13. How is PCR efficiency calculated and used for the relative quantification?

The PCR efficiency E can be calculated from the slope of a serial dilution as follows: E = 10^(-1/slope) - 1 (with an E of 1 being perfect, indicating 100% efficiency). The formula to go from Cq values to relative quantities is (E+1)^delta-Cq (hence 2^delta-Cq for an assay with 100% PCR efficiency).

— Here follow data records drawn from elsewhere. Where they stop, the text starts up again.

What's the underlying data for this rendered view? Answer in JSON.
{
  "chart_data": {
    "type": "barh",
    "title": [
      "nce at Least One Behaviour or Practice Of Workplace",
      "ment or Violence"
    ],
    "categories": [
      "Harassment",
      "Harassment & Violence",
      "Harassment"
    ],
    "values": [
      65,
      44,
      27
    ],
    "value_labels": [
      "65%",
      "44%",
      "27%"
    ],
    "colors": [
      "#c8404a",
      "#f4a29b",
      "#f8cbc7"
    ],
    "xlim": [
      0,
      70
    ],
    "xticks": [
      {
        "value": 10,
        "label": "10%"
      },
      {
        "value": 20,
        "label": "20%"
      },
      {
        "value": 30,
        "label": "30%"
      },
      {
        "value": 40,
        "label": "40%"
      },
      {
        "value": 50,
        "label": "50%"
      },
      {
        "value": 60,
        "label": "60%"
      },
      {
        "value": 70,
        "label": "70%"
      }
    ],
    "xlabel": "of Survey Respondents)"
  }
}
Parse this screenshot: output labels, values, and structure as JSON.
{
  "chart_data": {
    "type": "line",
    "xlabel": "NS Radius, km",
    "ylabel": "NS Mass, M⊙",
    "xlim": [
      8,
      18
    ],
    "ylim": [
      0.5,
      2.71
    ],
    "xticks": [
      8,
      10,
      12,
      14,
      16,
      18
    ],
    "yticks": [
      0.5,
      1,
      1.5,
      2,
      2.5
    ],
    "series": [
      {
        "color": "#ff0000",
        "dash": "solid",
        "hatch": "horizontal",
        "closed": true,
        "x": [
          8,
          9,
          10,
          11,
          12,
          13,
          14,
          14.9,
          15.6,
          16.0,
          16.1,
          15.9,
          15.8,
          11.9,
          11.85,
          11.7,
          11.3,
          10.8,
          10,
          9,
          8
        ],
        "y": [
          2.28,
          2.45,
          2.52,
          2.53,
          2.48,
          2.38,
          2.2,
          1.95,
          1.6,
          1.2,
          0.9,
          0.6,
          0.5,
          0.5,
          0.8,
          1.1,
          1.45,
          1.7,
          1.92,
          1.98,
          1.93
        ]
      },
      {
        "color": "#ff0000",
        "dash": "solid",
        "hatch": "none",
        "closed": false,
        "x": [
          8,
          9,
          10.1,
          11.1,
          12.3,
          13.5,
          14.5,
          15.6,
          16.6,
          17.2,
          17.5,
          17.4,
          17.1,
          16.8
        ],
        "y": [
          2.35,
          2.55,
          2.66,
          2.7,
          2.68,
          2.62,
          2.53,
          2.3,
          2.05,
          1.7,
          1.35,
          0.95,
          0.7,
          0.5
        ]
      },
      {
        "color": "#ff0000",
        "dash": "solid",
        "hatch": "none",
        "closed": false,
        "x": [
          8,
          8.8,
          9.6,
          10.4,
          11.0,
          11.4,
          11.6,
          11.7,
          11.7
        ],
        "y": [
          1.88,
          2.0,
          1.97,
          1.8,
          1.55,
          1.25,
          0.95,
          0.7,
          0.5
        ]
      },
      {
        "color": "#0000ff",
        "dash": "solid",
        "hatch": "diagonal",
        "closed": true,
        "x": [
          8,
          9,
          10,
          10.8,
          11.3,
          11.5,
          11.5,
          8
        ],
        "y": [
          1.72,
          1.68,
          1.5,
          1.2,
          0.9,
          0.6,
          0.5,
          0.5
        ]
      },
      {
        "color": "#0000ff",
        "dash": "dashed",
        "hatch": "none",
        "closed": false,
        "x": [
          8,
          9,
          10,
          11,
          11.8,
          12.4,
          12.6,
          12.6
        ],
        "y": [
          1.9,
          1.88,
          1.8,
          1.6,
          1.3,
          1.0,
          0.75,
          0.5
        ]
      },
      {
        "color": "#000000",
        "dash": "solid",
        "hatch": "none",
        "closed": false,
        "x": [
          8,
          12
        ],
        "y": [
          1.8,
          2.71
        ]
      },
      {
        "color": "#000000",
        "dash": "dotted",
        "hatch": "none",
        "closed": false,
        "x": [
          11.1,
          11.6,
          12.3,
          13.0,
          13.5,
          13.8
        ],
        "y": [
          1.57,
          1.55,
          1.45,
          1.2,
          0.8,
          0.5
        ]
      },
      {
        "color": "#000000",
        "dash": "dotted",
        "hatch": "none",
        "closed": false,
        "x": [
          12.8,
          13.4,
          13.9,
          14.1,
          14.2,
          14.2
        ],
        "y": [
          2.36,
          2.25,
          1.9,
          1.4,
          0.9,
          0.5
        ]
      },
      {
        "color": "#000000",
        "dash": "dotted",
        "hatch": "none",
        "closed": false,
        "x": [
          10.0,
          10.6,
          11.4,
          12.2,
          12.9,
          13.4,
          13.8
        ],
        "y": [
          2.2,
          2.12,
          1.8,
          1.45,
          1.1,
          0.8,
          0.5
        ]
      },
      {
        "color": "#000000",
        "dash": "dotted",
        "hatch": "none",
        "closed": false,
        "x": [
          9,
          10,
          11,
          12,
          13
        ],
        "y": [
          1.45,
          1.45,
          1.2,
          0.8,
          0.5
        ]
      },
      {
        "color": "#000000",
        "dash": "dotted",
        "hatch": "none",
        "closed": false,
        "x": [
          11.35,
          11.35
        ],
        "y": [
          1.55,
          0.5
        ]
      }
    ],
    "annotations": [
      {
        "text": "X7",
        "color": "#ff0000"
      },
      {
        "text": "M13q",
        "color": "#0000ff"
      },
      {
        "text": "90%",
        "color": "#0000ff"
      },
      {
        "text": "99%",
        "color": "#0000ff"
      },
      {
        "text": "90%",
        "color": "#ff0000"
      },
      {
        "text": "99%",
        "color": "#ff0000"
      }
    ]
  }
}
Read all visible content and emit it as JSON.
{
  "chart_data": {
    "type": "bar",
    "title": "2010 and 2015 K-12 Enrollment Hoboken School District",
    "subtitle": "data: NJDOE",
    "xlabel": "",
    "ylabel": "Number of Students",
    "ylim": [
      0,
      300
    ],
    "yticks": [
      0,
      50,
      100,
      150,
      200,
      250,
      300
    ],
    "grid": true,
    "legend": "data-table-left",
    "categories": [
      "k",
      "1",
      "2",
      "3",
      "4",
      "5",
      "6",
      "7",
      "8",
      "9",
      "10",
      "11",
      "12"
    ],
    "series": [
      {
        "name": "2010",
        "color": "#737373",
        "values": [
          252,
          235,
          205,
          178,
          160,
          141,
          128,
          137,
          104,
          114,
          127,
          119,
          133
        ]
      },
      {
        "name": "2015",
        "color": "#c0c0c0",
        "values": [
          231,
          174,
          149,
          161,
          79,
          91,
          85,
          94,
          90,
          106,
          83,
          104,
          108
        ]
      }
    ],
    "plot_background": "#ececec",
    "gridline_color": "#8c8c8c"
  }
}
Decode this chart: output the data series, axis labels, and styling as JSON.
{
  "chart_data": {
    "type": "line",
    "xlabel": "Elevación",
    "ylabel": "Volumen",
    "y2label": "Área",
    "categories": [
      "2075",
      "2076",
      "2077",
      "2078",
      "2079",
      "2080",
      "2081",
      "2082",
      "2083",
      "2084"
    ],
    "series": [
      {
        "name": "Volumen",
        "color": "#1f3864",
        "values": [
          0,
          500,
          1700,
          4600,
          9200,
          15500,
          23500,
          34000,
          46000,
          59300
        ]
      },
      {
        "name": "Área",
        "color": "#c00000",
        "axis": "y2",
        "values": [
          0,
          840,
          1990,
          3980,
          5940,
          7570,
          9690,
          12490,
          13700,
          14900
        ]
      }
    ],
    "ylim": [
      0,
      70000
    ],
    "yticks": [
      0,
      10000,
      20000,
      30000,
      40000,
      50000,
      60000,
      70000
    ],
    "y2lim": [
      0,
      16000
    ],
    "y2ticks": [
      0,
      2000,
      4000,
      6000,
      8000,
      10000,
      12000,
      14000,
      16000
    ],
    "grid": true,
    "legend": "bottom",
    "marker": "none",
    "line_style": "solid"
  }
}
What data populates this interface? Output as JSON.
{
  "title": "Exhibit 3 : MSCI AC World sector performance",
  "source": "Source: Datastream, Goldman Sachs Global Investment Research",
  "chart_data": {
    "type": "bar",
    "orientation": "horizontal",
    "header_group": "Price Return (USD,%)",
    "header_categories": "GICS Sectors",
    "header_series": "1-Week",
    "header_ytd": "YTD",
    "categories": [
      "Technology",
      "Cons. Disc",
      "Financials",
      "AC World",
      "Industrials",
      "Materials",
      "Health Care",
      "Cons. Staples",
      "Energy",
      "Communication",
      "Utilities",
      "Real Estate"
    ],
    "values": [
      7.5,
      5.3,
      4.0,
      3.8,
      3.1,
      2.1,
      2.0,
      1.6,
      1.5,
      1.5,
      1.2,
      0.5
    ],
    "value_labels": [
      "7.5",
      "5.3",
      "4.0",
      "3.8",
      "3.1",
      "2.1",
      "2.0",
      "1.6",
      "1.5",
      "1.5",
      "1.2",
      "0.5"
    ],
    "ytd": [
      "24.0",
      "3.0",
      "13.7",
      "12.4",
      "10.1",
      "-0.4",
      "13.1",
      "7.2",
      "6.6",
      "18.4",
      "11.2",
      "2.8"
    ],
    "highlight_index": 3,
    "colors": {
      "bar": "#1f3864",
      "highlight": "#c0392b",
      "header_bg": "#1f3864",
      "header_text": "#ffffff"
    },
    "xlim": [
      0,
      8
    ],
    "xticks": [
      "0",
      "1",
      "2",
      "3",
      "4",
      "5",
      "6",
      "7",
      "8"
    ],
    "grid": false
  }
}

The gold standard method for PCR efficiency estimation is a serial dilution of representative template (e.g. a mixture of RNA/cDNA from your samples). Nevertheless, there are a few algorithms (from the large number out there) that seem to provide a reliable estimate of the PCR efficiency based on a single amplification curve. Importantly, the caclulated results should be precise and accurate (and many algorithms fail in this respect). Hence, various papers (see references below) point at the danger of using sample specific PCR efficiencies based on a single amplification curve (or even replicate measurements). The authors rather propose to average the sample specific efficiencies to a target (gene) specific efficiency. This is also wat we recommend to our qBasePlus users.

In qBasePlus, users should provide the base of the exponential function as amplification efficiency value for relative quantification if they want to correct for target specific efficiency. The base number is the E value + 1, e.g. 1.95 for 95% efficiency (E value of 0.95).

References: Nordgård et al., Anal Biochem, 2006; Goll et al., BMC Bioinformatics, 2006; Karlen et al., BMC Bioinformatics, 2007.

14. What signifies a CNRQ value in the result table?

CNRQ means Calibrated Normalized Relative Quantity (see Hellemans et al., Genome Biology, 2007 - http://genomebiology.com/2007/8/2/R19). If one does not perform inter-run calibration, then CNRQ equals NRQ and is the PCR efficiency corrected target of interest relative quantity (RQ) divided by the geometric mean of the corrected reference target RQs. If one uses only one reference target (not recommended), then the target of interest RQ is divided by the reference target RQ.